The gripe was that the Republican Party spread itself too thin in the beginning of the election cycle, spending money on races in places that they never stood a chance of winning, like Colorado and Washington.
In Colorado, Mr. O’Dea is running to unseat Senator Bennet, the incumbent Democrat, and at the moment his odds don’t look good. The most recent polling, from late July, showed Mr. O’Dea 7.7 points behind Mr. Bennet.
In June, though, polling by the Global Strategy Group showed Mr. O’Dea down by 13 points.
The dean of the School of Public Affairs at University of Colorado at Denver, Paul Teske, argues that this Senate race is a last stand of sorts for Republicans, who have seen a dramatic loss of support in Colorado over the past 20 years.
“Bennet’s a pretty formidable candidate, has been in two terms, and has amassed a pretty good amount of money,” Mr. Teske tells the Sun. “I can see why the NRSC could be a little weary.”
He also identified Mr. O’Dea as a highly electable candidate — a new man in politics who has not pinned his identity within the GOP to Mr. Trump.
“Compared to Herschel Walker or Dr. Oz, O’Dea is cut from that same cloth in that he is new to politics,” Mr. Teske tells the Sun, referring to GOP Senate candidates from Georgia and Pennsylvania. “A winning Republican candidate in Colorado has to appeal to moderates and independents and keep the base — his only chance is taking a moderate stance.”
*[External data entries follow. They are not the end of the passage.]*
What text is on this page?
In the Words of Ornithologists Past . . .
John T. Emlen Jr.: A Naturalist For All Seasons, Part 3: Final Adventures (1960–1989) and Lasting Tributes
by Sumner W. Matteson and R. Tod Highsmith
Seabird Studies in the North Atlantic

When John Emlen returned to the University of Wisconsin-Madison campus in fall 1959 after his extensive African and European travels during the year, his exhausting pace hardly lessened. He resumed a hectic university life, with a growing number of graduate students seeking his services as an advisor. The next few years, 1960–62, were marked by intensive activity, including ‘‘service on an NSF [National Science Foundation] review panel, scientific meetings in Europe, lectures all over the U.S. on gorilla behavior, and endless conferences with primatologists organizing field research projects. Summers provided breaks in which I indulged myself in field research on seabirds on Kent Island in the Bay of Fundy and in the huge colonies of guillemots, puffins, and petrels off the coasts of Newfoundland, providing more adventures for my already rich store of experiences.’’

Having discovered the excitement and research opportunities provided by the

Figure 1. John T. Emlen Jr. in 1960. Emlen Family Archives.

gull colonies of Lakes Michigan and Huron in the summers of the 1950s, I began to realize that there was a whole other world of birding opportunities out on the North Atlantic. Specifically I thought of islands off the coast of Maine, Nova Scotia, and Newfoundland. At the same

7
Mr. O’Dea has publicly said he hopes Mr. Trump doesn’t run in 2024, and has refused to entertain the idea that President Biden stole the 2020 election. He even criticized his primary opponent for his talk about 2020 and the past, saying, “I’m not going to focus on that.”
Mr. O’Dea has also staked out moderate positions on issues like abortion, saying he would vote to codify the provisions of Roe v. Wade into law.
It is such positions that have propelled Mr. O’Dea in Colorado, a state that allows independent voters to vote in party primaries. In the primary, he defeated a Trump-aligned candidate backed by the state’s GOP, Congressman Ron Hanks.
A political scientist at Colorado College, Robert Loevy, argues that Mr. O’Dea’s attempt to capture independents was the right move for Colorado, and something Republicans in other states should emulate.
“He has worked hard to be an acceptable place to put an anti-Biden, anti-Democratic vote,” Mr. Loevy tells the Sun, adding that these moderate stances make Mr. O’Dea just about the best candidate that Republicans could have hoped for in Colorado.
Mr. O’Dea’s prospects, however, are declining as the national environment shifts away from the Republicans and the red wave seemingly evaporates. Still, he has successfully cultivated an anti-Biden coalition, something that other Republican Senate candidates have struggled to do.
While it does look like Mr. O’Dea will likely fail in his mission to retire Mr. Bennet, this would be easily attributable to the environment in Colorado, which is on the verge of becoming a true-blue state.
Behind his likely defeat, Mr. O’Dea has carved out a model for what a relatively successful Republican campaign can look like without being dominated by Mr. Trump and without alienating independent voters.